Tuesday, December 27, 2016

How to Get the Most Out of Your Amazon Prime Membership

Since it first appeared back in 2005 as a way of getting faster shipping all year round, Amazon Prime has grown to be a premium members' club with a whole host of added benefits and goodies to enjoy.

As well as speedier deliveries, a subscription now gets you access to Amazon Prime Music and Amazon Prime Video, special offers, ebook loans, unlimited photo storage in the cloud, Dash buttons and even takeaway food.

The number of bonuses keeps on growing - and here's how you can make sure you're getting the maximum value out of your £79 (or $99) a year.

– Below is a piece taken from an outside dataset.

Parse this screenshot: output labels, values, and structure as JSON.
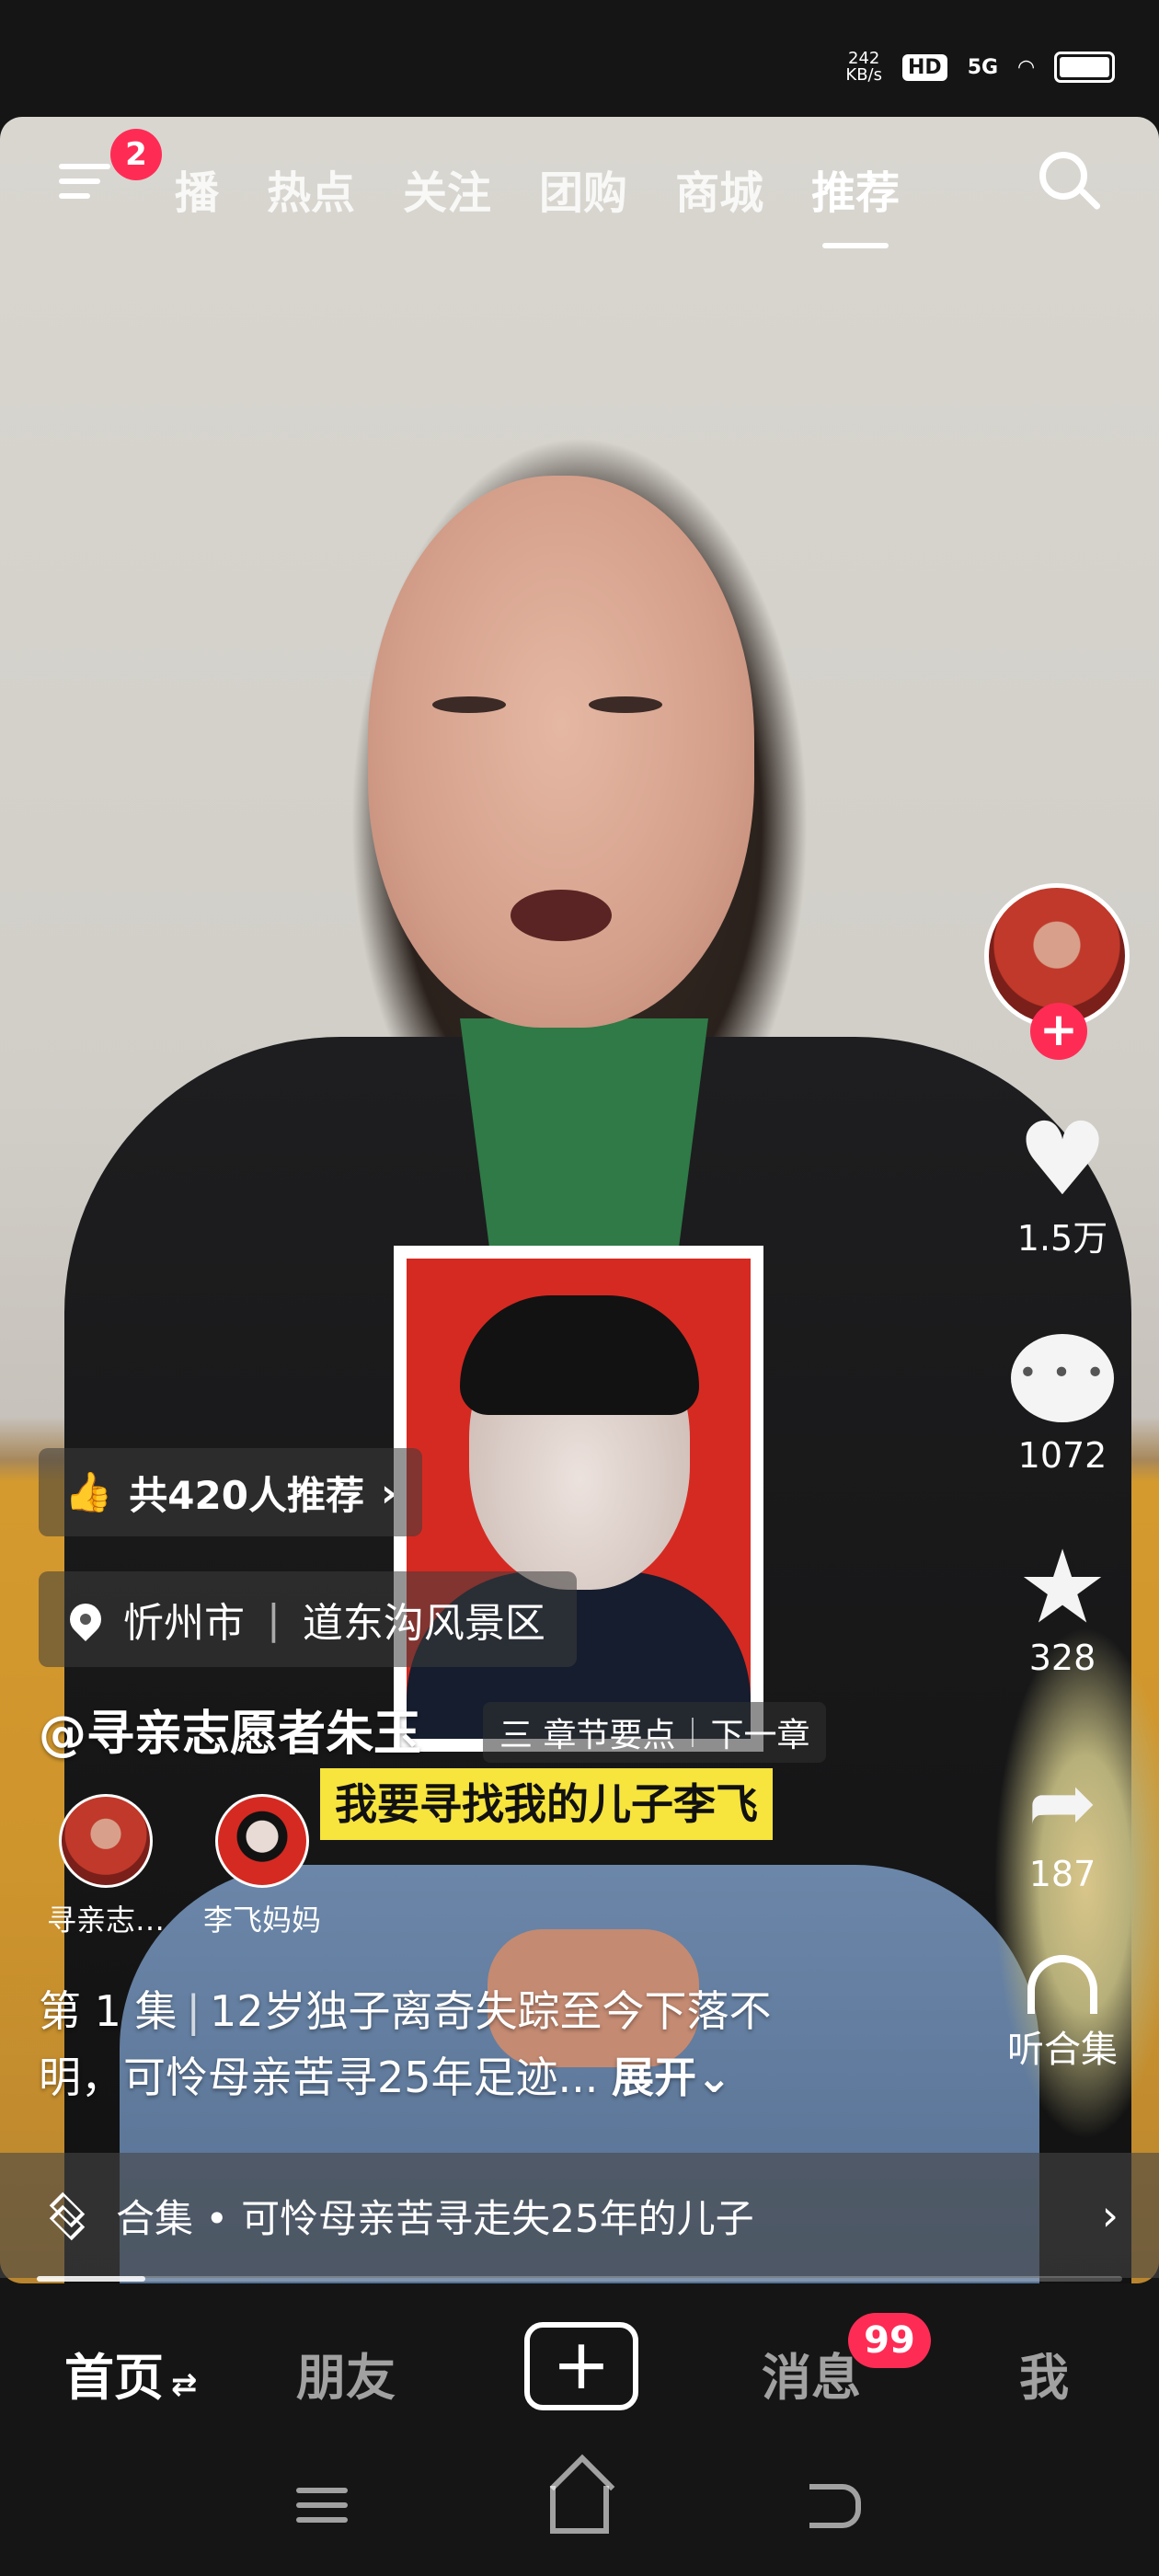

Signing up for Amazon Prime

If you've not yet signed up for Amazon Prime, the good news is you don't even have to pay anything straight away, because everyone gets a 30-day free trial to test out the benefits.

Log into Amazon and you should see Prime advertised somewhere; if not, you can visit the landing pages for both the UK and US sites.

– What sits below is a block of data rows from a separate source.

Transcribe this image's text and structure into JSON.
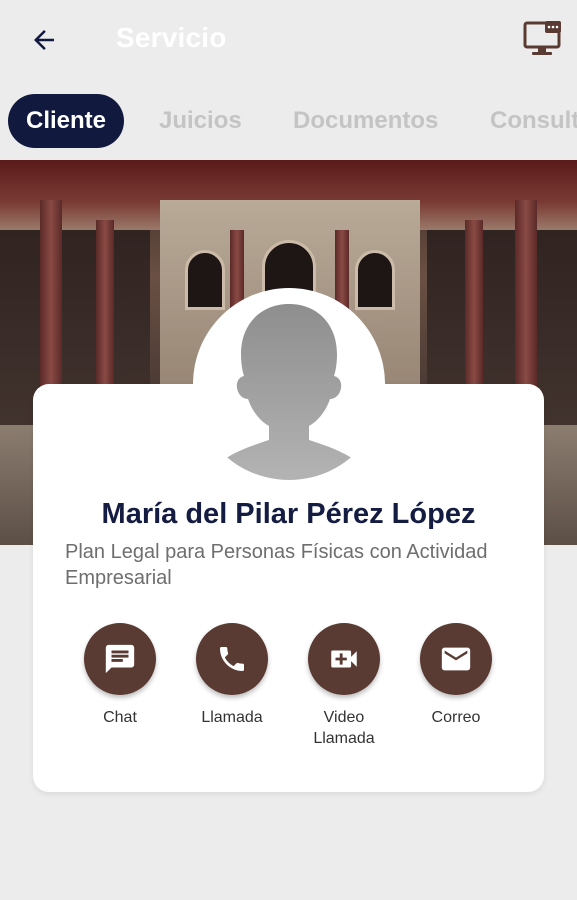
{
  "header": {
    "title": "Servicio",
    "back_icon": "arrow-left-icon",
    "right_icon": "monitor-chat-icon"
  },
  "tabs": [
    {
      "label": "Cliente",
      "active": true
    },
    {
      "label": "Juicios",
      "active": false
    },
    {
      "label": "Documentos",
      "active": false
    },
    {
      "label": "Consultas",
      "active": false
    }
  ],
  "client": {
    "name": "María del Pilar Pérez López",
    "plan": "Plan Legal para Personas Físicas con Actividad Empresarial"
  },
  "actions": [
    {
      "label": "Chat",
      "icon": "chat-icon"
    },
    {
      "label": "Llamada",
      "icon": "phone-icon"
    },
    {
      "label": "Video\nLlamada",
      "icon": "video-call-icon"
    },
    {
      "label": "Correo",
      "icon": "mail-icon"
    }
  ],
  "colors": {
    "tab_active_bg": "#111a3e",
    "name_color": "#141c42",
    "action_bg": "#5a3b33",
    "background": "#ececec"
  }
}
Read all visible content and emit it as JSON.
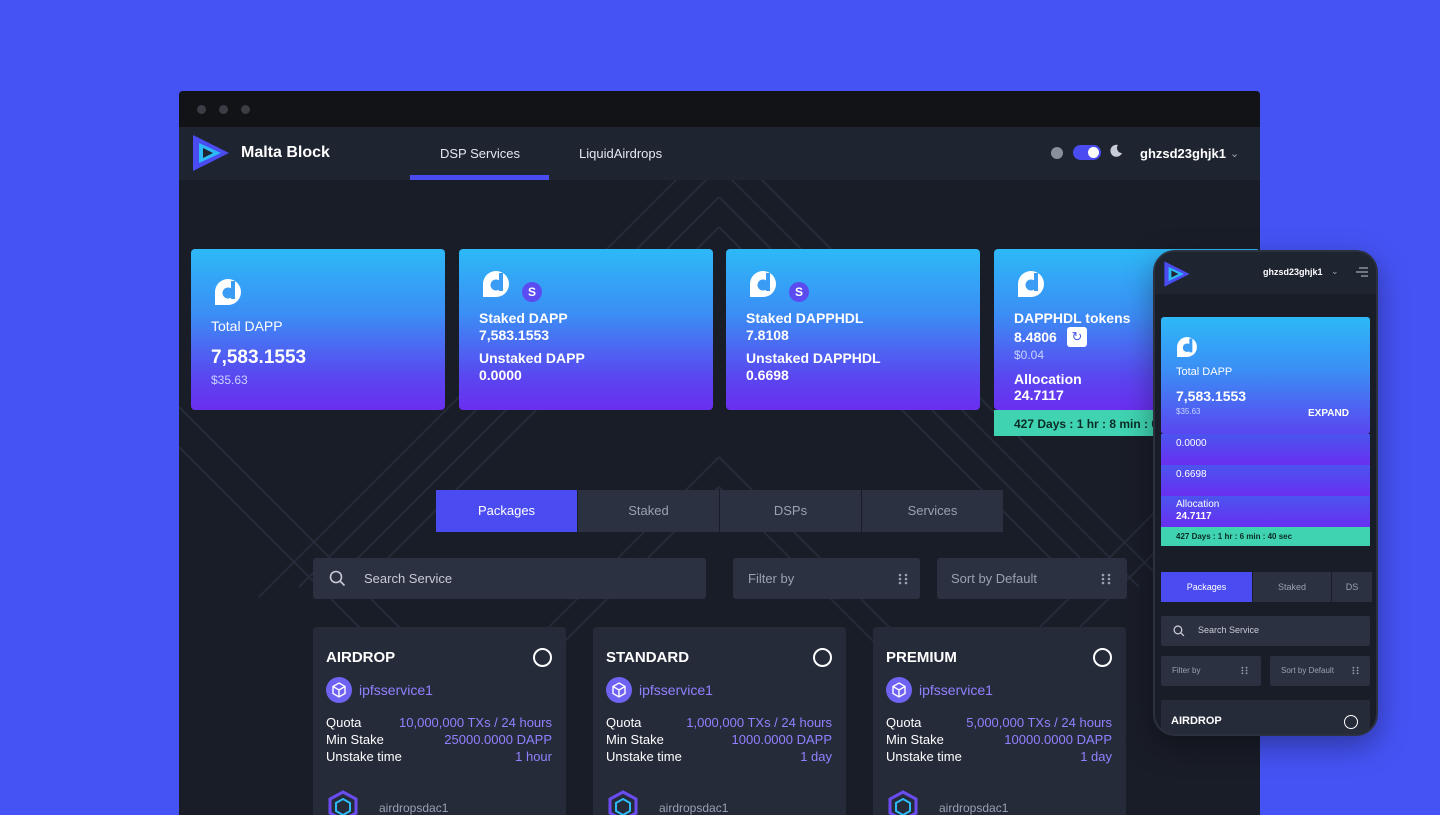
{
  "app": {
    "brand": "Malta Block"
  },
  "nav": {
    "links": [
      "DSP Services",
      "LiquidAirdrops"
    ],
    "user": "ghzsd23ghjk1"
  },
  "colors": {
    "background": "#4553f5",
    "accent": "#4a4cf2",
    "timer": "#3fd3b1",
    "link": "#8f82ff"
  },
  "icons": {
    "logo": "malta-block-logo-icon",
    "token": "dapp-token-icon",
    "staked": "staked-s-badge-icon",
    "refresh": "refresh-icon",
    "search": "search-icon",
    "grip": "grip-icon",
    "package": "cube-icon"
  },
  "cards": {
    "total": {
      "title": "Total DAPP",
      "value": "7,583.1553",
      "usd": "$35.63"
    },
    "dapp": {
      "badge": "S",
      "staked_label": "Staked DAPP",
      "staked_value": "7,583.1553",
      "unstaked_label": "Unstaked DAPP",
      "unstaked_value": "0.0000"
    },
    "dapphdl": {
      "badge": "S",
      "staked_label": "Staked DAPPHDL",
      "staked_value": "7.8108",
      "unstaked_label": "Unstaked DAPPHDL",
      "unstaked_value": "0.6698"
    },
    "tokens": {
      "title": "DAPPHDL tokens",
      "value": "8.4806",
      "usd": "$0.04",
      "alloc_label": "Allocation",
      "alloc_value": "24.7117",
      "timer": "427 Days : 1 hr : 8 min : 0"
    }
  },
  "tabs": [
    "Packages",
    "Staked",
    "DSPs",
    "Services"
  ],
  "filters": {
    "search_placeholder": "Search Service",
    "filter_placeholder": "Filter by",
    "sort_placeholder": "Sort by Default"
  },
  "packages": [
    {
      "title": "AIRDROP",
      "service": "ipfsservice1",
      "quota_label": "Quota",
      "quota": "10,000,000 TXs / 24 hours",
      "stake_label": "Min Stake",
      "stake": "25000.0000 DAPP",
      "unstake_label": "Unstake time",
      "unstake": "1 hour",
      "owner": "airdropsdac1"
    },
    {
      "title": "STANDARD",
      "service": "ipfsservice1",
      "quota_label": "Quota",
      "quota": "1,000,000 TXs / 24 hours",
      "stake_label": "Min Stake",
      "stake": "1000.0000 DAPP",
      "unstake_label": "Unstake time",
      "unstake": "1 day",
      "owner": "airdropsdac1"
    },
    {
      "title": "PREMIUM",
      "service": "ipfsservice1",
      "quota_label": "Quota",
      "quota": "5,000,000 TXs / 24 hours",
      "stake_label": "Min Stake",
      "stake": "10000.0000 DAPP",
      "unstake_label": "Unstake time",
      "unstake": "1 day",
      "owner": "airdropsdac1"
    }
  ],
  "mobile": {
    "user": "ghzsd23ghjk1",
    "card": {
      "title": "Total DAPP",
      "value": "7,583.1553",
      "usd": "$35.63",
      "expand": "EXPAND"
    },
    "strips": [
      "0.0000",
      "0.6698"
    ],
    "alloc_label": "Allocation",
    "alloc_value": "24.7117",
    "timer": "427 Days : 1 hr : 6 min : 40 sec",
    "tabs": [
      "Packages",
      "Staked",
      "DS"
    ],
    "search_placeholder": "Search Service",
    "filter_placeholder": "Filter by",
    "sort_placeholder": "Sort by Default",
    "package_title": "AIRDROP"
  }
}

Click through on the 30-day trial offer and, as you're already logged in and Amazon already has your details, you'll be up and running very quickly. If you don't have an Amazon account yet, you can of course sign up for one.

Straight away you'll be taken to a landing page where some of the best perks of Amazon Prime are shown off - click on anything that looks interesting.

Faster deliveries forever

This is the whole reason Amazon Prime started in the first place: unlimited one-day delivery (two-day in the US), so you can get your Amazon items as fast as possible without paying a premium for quick postage each time. If you order a lot of stuff from the site, the savings can quickly eclipse the money you've forked out for a monthly or yearly subscription.

Stick anything you like in your Amazon basket and head to the checkout to see if Prime can help you out - on many products, the expedited delivery option is selected at no extra charge, though this can vary between items, suppliers and locations.

In some parts of the UK and US you might find the even faster Prime Now is an option. Deliveries can arrive within the hour though you'll often have to pay extra for that.

There's also another choice: the no-rush delivery option. If your delivery can wait a few days, that obviously helps Amazon out, and you'll be rewarded with a small digital credit you can use towards something else. (...)

Amazon Prime Music

Amazon Prime Music may not have the high profile of Spotify or Apple Music but it's a decent music streaming service in its own right.

As with video, your web browser is a good way into the service - follow the Prime Music link from the Prime front page and you're up and running. You'll see straight away that music you've ordered from Amazon in the past, whether in digital or physical format, is already available to listen to.

There are dedicated apps available for iOS and Android, and you can access the service through your Amazon Echo or your Sonos speakers too. You can import your own songs from your computer as well - the maximum is 250 tracks before an extra payment is triggered, but digital music bought straight from Amazon doesn't count against the limit.

You might also want to consider Amazon Music Unlimited, which gives you millions more songs to stream on demand without purchase, and which costs an extra £7.99 or $7.99 a month for Prime members.